Venezuelan rugby program teaches prison inmates life skills

World Today

Venezuelan rugby program teaches prison inmates life skills

In Venezuela, the worsening economy has led to soaring gang violence. Some gang members end up in prison, and face grim prospects when they’re released. 

But a new program is teaching some young offenders how to turn their lives around — through the discipline of sports.

CGTN’s Juan Carlos Lamas has details on “Project Alcatraz.”

Hacienda Santa Teresa has been using its own formula to turn sugar cane and molasses into rum for two hundred years. Now it’s using rugby to help turn youthful offenders into community leaders.

It started 15 years ago when Jose Arrieta and his gang staged an armed robbery at the distillery. Instead of pressing charges, the family-owned distillery offered them jobs and positions on the company rugby team. The only condition — to leave their criminal lives behind.

” It was a slow process to change our behavior,” said former gang member and current team coach, Jose Arrieta. “It wasn’t just rugby — they brought psychologists and life coaches in.  They trusted us and helped us change our lives for good.”

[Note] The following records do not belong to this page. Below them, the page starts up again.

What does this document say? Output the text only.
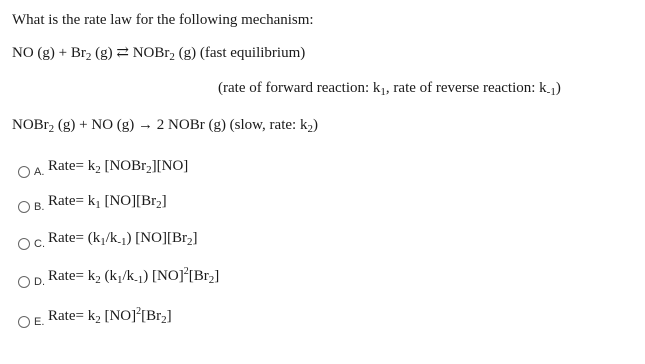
What is the rate law for the following mechanism:
NO $(g) + Br_2$ (g) ⇄ NOBr$_2$ (g) (fast equilibrium)
(rate of forward reaction: $k_1$, rate of reverse reaction: $k_{-1}$)
NOBr$_2$ (g) + NO (g) → 2 NOBr (g) (slow, rate: $k_2$)
A. Rate= $k_2$ [NOBr$_2$][NO]
B. Rate= $k_1$ $[NO][Br_2]$
C. Rate= $(k_1/k_{-1})$ $[NO][Br_2]$
D. Rate= $k_2$ $(k_1/k_{-1})$ $[NO]^2[Br_2]$
E. Rate= $k_2$ $[NO]^2[Br_2]$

Hacienda Santa Teresa created Project Alcatraz — a foundation to help gang members and other youthful offenders in Venezuela.

“Here we are helping these guys transform their lives,” said Hacienda Santa Teresa’s director, Enrique Vollmer. “They look forward to this tournament. The guys from the prisons — they work very hard all year round in the prisons to be able to come here for one day and have a taste of that freedom.”

Thirteen prison teams from across the country are participating in the tournament this year at Santa Teresa. Many of the players said they’ve found a second chance through rugby. Program officials said Project Alcatraz has had a direct role in breaking up nine criminal youth gangs. People in the community agree that the number of murders are down, thanks to this project.

Prisoners said it’s not just a game. They said rugby has helped them learn life lessons about working hard, setting goals, and then cooperating with teammates to achieve them.

“It is a lifetime opportunity to be here,” said player and prisoner Aaron Zerpa. “Most of us would have been buried at the cemetery if it wasn’t for this. I’m grateful to be alive and playing.”

This year, the team from Tocoron prison were the champions. Win or lose, players from all 13 prisons said the program has given their lives new purpose. They’re looking forward to putting the lessons learned on the pitch into practice outside the prison.